[Tutor] Deterimining the maximum length of a field in csv file

Mon Feb 1 06:55:12 CET 2010

I would appreciate some help on this:

I want a script that can

1. determine the fieldnames from a csv file from the first line
2. determine the maximum length of data for each field in that file.

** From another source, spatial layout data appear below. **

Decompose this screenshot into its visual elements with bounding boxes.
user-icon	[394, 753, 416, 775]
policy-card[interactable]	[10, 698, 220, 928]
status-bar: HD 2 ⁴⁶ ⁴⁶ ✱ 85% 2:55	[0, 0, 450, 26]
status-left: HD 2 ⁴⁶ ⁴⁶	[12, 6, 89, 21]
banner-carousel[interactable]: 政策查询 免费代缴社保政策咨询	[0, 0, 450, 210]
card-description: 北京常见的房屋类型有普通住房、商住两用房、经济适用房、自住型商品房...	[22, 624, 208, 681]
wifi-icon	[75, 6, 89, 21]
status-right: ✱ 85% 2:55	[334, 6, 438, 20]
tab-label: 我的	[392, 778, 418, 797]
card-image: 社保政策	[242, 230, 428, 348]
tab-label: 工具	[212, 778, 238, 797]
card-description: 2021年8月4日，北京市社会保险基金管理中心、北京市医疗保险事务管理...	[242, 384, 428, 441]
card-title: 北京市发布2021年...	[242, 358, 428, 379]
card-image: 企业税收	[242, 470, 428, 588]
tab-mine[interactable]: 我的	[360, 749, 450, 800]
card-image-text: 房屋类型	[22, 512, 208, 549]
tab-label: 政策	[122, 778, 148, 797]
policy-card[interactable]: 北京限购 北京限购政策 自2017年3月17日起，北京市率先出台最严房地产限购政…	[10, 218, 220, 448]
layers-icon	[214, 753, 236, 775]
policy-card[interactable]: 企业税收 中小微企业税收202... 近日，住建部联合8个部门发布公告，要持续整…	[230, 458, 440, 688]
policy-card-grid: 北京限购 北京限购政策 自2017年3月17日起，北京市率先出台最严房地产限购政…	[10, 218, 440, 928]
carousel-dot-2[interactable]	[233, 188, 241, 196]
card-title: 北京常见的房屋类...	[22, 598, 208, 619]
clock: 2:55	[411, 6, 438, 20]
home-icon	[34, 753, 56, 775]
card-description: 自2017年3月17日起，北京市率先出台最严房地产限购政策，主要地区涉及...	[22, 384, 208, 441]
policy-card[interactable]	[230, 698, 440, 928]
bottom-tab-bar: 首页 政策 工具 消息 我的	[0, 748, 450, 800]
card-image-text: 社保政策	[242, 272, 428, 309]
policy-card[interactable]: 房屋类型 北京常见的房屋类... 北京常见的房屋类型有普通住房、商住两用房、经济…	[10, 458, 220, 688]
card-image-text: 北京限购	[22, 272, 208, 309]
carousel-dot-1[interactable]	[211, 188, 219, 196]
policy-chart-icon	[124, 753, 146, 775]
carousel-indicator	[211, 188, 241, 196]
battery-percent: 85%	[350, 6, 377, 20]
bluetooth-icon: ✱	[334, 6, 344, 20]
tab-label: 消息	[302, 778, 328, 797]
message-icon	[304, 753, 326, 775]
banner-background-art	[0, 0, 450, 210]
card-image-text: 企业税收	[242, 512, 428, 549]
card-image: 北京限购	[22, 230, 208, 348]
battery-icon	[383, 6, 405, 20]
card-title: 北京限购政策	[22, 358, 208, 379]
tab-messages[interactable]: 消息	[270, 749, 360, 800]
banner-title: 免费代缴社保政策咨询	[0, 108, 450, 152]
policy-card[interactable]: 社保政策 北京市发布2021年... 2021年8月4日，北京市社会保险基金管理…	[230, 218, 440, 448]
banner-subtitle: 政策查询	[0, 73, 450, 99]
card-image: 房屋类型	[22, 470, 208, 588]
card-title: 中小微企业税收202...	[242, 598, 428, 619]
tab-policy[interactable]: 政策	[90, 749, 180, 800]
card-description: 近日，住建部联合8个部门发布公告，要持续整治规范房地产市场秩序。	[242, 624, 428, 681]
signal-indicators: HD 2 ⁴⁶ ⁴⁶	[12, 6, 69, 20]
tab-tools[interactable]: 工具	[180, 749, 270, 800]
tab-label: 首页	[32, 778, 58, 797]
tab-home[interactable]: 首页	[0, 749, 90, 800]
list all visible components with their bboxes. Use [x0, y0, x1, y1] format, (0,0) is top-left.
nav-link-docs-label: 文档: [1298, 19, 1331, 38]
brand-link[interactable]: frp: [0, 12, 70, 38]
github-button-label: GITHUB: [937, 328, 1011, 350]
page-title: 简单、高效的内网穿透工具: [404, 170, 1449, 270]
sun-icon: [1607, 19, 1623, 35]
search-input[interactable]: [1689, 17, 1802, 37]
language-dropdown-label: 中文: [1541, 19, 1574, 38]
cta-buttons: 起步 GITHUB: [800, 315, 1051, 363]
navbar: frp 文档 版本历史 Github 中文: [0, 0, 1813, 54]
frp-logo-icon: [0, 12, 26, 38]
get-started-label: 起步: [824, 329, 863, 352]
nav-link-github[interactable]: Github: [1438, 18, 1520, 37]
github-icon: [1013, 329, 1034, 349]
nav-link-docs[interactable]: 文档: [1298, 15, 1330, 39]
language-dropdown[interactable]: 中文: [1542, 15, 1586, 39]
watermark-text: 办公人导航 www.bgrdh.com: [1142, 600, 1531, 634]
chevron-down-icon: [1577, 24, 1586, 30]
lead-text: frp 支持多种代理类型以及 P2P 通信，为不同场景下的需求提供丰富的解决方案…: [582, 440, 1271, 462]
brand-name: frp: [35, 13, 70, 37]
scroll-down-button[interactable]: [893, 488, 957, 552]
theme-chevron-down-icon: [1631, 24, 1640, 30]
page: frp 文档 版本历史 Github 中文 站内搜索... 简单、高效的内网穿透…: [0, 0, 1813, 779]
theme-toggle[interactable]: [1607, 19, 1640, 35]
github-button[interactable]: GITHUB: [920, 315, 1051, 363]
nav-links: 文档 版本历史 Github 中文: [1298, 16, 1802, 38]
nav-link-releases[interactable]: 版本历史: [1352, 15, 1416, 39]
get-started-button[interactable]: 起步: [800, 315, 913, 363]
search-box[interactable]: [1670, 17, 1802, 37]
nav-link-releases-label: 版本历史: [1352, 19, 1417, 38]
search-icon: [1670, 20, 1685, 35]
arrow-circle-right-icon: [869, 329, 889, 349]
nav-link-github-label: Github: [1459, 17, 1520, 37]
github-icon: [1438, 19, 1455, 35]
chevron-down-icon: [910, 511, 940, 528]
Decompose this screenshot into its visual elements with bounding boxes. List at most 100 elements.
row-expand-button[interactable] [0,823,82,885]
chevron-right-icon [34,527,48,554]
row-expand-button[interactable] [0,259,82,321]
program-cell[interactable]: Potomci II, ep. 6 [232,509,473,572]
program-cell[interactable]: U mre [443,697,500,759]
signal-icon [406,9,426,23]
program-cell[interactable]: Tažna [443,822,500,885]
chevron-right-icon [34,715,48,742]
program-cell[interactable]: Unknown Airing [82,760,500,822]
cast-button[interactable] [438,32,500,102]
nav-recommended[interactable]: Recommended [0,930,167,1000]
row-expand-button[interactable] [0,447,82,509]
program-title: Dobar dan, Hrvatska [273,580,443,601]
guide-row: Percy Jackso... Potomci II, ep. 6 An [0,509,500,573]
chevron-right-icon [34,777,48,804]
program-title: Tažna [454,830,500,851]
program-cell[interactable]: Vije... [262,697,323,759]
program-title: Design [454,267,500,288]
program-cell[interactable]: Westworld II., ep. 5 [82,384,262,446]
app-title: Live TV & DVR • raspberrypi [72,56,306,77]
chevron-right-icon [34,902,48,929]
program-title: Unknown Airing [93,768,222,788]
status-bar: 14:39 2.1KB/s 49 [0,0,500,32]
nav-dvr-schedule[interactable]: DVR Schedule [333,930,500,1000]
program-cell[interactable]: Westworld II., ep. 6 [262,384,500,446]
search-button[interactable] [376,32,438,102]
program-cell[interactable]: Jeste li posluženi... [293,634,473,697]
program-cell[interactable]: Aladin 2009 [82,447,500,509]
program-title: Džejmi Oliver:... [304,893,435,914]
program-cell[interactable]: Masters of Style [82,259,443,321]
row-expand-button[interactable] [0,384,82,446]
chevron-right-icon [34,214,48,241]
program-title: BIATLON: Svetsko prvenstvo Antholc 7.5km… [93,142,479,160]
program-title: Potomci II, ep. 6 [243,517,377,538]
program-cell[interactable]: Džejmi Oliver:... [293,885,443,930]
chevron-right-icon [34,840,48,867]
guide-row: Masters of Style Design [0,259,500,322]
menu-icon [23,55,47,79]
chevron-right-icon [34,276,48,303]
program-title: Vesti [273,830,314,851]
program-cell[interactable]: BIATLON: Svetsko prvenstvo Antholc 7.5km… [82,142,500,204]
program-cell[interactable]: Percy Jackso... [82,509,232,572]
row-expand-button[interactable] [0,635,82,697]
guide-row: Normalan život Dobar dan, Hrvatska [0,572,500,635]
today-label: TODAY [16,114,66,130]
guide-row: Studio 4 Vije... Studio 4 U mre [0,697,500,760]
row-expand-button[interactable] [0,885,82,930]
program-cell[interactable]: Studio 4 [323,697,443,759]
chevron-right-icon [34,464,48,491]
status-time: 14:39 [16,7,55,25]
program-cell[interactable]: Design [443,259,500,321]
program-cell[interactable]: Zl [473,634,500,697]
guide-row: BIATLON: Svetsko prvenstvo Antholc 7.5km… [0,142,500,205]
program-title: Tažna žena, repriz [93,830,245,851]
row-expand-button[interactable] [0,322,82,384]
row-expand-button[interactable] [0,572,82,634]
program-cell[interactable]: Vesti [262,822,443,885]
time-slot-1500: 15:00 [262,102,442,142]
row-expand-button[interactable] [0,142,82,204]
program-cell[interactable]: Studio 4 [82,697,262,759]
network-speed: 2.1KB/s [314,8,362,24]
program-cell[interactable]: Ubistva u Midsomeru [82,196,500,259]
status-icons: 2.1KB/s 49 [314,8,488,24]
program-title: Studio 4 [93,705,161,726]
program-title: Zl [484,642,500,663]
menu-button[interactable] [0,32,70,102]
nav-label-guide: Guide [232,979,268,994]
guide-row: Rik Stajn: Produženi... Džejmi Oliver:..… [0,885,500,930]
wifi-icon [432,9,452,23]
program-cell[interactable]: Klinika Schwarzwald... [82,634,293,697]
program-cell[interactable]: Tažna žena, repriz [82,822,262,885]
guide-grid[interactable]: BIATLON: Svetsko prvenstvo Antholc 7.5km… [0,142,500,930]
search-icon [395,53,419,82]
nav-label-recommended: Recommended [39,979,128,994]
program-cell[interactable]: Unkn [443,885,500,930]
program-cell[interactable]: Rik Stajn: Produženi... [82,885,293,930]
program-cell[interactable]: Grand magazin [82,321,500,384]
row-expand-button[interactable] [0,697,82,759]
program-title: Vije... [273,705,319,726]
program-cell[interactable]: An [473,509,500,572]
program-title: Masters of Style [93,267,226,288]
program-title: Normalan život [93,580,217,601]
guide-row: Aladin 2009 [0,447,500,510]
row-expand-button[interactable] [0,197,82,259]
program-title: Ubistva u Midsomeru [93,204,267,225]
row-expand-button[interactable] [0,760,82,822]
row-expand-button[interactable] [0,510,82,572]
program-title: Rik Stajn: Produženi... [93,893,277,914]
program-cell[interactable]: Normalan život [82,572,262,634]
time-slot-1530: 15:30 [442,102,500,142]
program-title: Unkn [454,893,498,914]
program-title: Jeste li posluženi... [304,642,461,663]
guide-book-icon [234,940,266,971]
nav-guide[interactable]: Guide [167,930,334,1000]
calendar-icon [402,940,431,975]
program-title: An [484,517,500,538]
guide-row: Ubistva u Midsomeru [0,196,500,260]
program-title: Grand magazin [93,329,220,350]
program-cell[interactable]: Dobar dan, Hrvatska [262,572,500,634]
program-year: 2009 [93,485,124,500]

So far I could not figure out how to do 1 and my effort for the second
one is not working as expected.  Here is my present code:

reader = csv.DictReader(open("/media/usb0/kbase/web2py/db_scopus_rou.csv"),delimiter
= ',')
csv.field_size_limit(1000000)
reader.fieldnames  = ["scopus_rou.id","scopus_rou.Authors","scopus_rou.Title",
         "scopus_rou.Year","scopus_rou.Source_title","scopus_rou.Volume",
         "scopus_rou.Issue","scopus_rou.Art_No","scopus_rou.Page_start",
         "scopus_rou.Page_end","scopus_rou.Page_count","scopus_rou.Cited_by",
         "scopus_rou.Link","scopus_rou.Affiliations",
         "scopus_rou.Authors_with_affiliations","scopus_rou.Abstract",
         "scopus_rou.Author_Keywords","scopus_rou.Index_Keywords",
         "scopus_rou.Molecular_Sequence_Numbers","scopus_rou.Chemicals_CAS",
         "scopus_rou.Tradenames","scopus_rou.Manufacturers",
         "scopus_rou.Funding_Details","scopus_rou.Refs",
         "scopus_rou.Correspondence_Address","scopus_rou.Editors",
         "scopus_rou.Sponsors","scopus_rou.Publisher",
         "scopus_rou.Conference_name","scopus_rou.Conference_date",
         "scopus_rou.Conference_location","scopus_rou.Conference_code",
         "scopus_rou.ISSN","scopus_rou.ISBN","scopus_rou.CODEN",
         "scopus_rou.DOI","scopus_rou.Pubmed_ID","scopus_rou.Language",
         "scopus_rou.Abbreviated_Source_Title","scopus_rou.Document_Type",
         "scopus_rou.Source"]

maksimum = { "scopus_rou.id":0,"scopus_rou.Authors":0,"scopus_rou.Title":0,
         "scopus_rou.Year":0,"scopus_rou.Source_title":0,"scopus_rou.Volume":0,
         "scopus_rou.Issue":0,"scopus_rou.Art_No":0,"scopus_rou.Page_start":0,
         "scopus_rou.Page_end":0,"scopus_rou.Page_count":0,"scopus_rou.Cited_by":0,
         "scopus_rou.Link":0,"scopus_rou.Affiliations":0,
         "scopus_rou.Authors_with_affiliations":0,"scopus_rou.Abstract":0,
         "scopus_rou.Author_Keywords":0,"scopus_rou.Index_Keywords":0,
         "scopus_rou.Molecular_Sequence_Numbers":0,"scopus_rou.Chemicals_CAS":0,
         "scopus_rou.Tradenames":0,"scopus_rou.Manufacturers":0,
         "scopus_rou.Funding_Details":0,"scopus_rou.Refs":0,
         "scopus_rou.Correspondence_Address":0,"scopus_rou.Editors":0,
         "scopus_rou.Sponsors":0,"scopus_rou.Publisher":0,
         "scopus_rou.Conference_name":0,"scopus_rou.Conference_date":0,
         "scopus_rou.Conference_location":0,"scopus_rou.Conference_code":0,
         "scopus_rou.ISSN":0,"scopus_rou.ISBN":0,"scopus_rou.CODEN":0,
         "scopus_rou.DOI":0,"scopus_rou.Pubmed_ID":0,"scopus_rou.Language":0,
         "scopus_rou.Abbreviated_Source_Title":0,"scopus_rou.Document_Type":0,
         "scopus_rou.Source":0}
ry = 0
try:
    for row in reader:
        ry = ry + 1
        for k in  reader.fieldnames:
            try:
                lengte = len(row[k].strip())
            except:
                lengte = 0
            if k in maksimum:
                if lengte > maksimum[k]:
                    maksimum[k]= lengte
                else:
                    maksimum[k] = lengte
        print maksimum
except:
    pass

for l in maksimum.keys:
    print ("%s: %d\n" % (l, maksimum(l)))

Regards
Johann